Today is the feast day of Juan Diego: the visionary of Mexico who received the apparition of Our Lady of Guadalupe in1531.
In Mysticism: The Nature and Development of Spiritual Consciousness, Evelyn Underhill has a chapter called “Voices and Visions.” Julian of Norwich was a visionary. So was Birgitta of Sweden, Hildegard of Bingen, Catherine of Siena, and Francis of Assisi. Receiving visions seems to be very much part of the stock in trade of the mystical life.
The prophet Joel, whom Peter quoted in his Pentecost sermon, said “It will come about after this that I will pour out My Spirit on all mankind; and your sons and daughters will prophesy, your old men will dream dreams, your young men will see visions.” Dreams and visions: are they merely the neon lights of the inner life? A yawning trap into which the gullible and naive and over-imaginative will inevitably fall? Or is there some real and important connection between being conscious of Divine presence and Union with God, and a heightened or altered experience of vision? While plenty of the “A list” mystics like those I mentioned above were truly supernatural visionaries, does this mean that all of us are called to receive such visions? Or can one be a true mystic in a much more humble and down to earth way?
I’m pretty much an agnostic about all this. I rather agree with John of the Cross, who in the Ascent of Mount Carmel suggests that supernatural “apprehensions” or knowledge, while potentially a genuine blessing, is also fraught with both psychological and spiritual dangers, chief among them being the capacity for self-delusion, ego-inflation, and pride: the idea that “God has chosen me so therefore I must be really special.” John sensibly counsels his readers that “all heavenly visions, revelations, and feelings — or whatever else one may desire to think on — are not worth as much as the least act of humility… Consequently souls should not look for their happiness in these supernatual apprehensions, but should strive to forget them for the sake of being free.” Ah, yes. Do old men dream dreams and do young men (and women) have visions? You bet. But these things are less important than humility, charity, and true freedom in the Spirit.
I’ve always loved the idea that the Holy Spirit can break through our psychic defenses and bring to us knowledge or insight that can have a truly transformational impact on who we are and how we function in the world. And I believe such “interruptions” are possible, even in our hyper-cynical age. But I also believe that such things should be neither defended against, nor actively sought.

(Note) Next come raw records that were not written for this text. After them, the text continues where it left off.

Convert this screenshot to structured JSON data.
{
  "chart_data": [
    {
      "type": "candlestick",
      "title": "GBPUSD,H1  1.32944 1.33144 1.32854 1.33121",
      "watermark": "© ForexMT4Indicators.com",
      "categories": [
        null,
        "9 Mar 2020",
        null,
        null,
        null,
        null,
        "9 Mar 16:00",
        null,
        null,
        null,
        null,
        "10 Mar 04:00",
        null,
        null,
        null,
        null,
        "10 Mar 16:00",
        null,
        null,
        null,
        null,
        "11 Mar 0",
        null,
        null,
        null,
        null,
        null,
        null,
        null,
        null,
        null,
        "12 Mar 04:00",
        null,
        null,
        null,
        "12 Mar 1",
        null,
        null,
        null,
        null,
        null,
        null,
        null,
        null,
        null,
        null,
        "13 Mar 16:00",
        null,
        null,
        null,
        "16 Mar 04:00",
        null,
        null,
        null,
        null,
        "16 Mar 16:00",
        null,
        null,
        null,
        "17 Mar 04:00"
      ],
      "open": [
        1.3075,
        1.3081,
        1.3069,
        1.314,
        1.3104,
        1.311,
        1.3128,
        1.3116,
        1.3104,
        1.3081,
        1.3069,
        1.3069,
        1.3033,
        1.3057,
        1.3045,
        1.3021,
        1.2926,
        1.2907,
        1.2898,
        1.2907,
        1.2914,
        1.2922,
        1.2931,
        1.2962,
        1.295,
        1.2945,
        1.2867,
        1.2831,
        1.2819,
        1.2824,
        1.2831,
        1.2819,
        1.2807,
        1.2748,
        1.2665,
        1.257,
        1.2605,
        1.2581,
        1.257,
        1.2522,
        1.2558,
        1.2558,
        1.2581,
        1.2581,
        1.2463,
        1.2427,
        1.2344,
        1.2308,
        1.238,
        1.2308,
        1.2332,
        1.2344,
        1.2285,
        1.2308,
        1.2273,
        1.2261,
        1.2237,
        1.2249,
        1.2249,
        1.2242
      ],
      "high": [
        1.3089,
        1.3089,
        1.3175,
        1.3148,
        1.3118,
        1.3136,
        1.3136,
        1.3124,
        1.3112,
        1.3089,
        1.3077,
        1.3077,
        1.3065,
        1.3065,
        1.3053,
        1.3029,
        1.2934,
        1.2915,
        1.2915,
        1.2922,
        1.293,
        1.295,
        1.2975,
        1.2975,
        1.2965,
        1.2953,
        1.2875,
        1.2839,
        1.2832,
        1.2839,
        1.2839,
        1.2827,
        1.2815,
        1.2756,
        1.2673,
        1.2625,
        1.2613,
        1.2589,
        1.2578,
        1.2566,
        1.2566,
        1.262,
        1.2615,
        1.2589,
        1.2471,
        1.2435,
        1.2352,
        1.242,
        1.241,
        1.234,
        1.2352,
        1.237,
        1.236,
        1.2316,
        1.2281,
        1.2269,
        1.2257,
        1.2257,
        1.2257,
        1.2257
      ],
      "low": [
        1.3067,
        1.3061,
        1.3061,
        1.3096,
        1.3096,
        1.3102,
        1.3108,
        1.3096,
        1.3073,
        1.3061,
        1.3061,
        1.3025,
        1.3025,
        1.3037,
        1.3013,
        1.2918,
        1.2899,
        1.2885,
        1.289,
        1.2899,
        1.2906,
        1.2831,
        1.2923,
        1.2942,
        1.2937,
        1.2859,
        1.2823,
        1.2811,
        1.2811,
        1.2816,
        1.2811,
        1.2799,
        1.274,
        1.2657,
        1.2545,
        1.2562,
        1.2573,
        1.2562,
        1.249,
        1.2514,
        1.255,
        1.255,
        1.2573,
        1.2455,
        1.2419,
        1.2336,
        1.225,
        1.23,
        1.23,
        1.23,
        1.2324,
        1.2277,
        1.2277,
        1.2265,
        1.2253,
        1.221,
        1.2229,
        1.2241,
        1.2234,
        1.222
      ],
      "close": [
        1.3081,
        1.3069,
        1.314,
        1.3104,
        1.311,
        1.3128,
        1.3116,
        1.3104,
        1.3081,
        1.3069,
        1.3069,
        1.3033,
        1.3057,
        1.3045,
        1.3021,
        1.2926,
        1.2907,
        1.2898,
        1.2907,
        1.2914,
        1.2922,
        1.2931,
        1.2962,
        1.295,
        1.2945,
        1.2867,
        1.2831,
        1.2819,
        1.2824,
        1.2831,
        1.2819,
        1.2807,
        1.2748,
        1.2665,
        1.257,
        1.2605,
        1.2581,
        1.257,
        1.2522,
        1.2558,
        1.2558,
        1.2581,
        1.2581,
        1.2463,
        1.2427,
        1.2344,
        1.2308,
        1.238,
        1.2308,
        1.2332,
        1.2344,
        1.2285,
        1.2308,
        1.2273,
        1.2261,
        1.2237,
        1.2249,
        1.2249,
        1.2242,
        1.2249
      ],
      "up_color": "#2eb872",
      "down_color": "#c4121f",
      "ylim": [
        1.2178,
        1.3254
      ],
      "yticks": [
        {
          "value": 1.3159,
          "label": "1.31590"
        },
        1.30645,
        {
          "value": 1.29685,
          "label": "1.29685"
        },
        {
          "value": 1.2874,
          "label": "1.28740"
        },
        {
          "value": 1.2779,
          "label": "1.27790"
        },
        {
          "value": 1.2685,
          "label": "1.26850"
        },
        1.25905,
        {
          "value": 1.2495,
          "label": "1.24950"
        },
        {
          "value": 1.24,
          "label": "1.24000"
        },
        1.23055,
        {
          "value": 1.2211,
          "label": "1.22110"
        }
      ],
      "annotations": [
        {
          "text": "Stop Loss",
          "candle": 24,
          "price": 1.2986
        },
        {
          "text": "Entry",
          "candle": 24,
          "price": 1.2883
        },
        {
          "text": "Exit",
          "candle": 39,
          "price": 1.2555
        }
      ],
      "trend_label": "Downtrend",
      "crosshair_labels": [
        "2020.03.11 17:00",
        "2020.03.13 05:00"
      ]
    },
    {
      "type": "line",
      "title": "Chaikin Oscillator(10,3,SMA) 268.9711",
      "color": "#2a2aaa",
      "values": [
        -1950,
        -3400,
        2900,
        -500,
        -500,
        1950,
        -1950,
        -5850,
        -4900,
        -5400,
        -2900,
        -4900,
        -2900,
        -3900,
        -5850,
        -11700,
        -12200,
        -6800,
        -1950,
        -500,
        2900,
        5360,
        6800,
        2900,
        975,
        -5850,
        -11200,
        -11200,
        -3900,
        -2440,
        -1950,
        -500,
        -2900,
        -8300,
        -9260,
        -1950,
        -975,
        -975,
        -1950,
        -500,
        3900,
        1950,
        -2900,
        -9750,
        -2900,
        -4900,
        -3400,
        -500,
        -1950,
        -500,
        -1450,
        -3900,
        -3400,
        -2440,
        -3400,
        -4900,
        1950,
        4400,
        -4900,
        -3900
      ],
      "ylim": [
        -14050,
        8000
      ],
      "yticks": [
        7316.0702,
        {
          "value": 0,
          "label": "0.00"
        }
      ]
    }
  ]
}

After all, there are no guarantees: a true vision might be far more terrifying than comforting. In the meantime, so much wisdom and insight is available to us all, through the riches of Sacred Scripture and the writings of the saints and mystics, and through the ordinary work of trying to grow in humility, charity, and the virtues. We don’t need the “neon lights” of supernatural visions, most of us. And to me, this is cause for great thanksgiving.
Now, I titled this post “Vision” rather than “Visions.” And that is because, while I think for most aspiring contemplatives the question of supernatural visions is more of a potential distraction than anything else, there is still a pretty important relationship between mysticism and vision — as in “learning to see more clearly.” Perhaps what the contemplative life calls most of us to is not the dramatic experiences of a Hildegard or a Julian, but rather to a more gentle path of learning to see all things with the eyes of love. The more we learn to use our eyes (and our mind’s eye) to see with love and humility and compassion, the more we will grow in true mystical vision — even if what we “see” never has any whiff of the extraordinary or supernatural about it at all. For the contemplative life — what Richard Rohr calls in his newest book, “learning to see as the mystics see” — is both entirely down to earth and utterly transformational. It will help us to have a new vision: the vision of the mystics, which is nothing more nor less than learning to see ordinary things the way God sees them.
And that kind of seeing would be the most amazing vision of all. May God grant it to us all. Amen.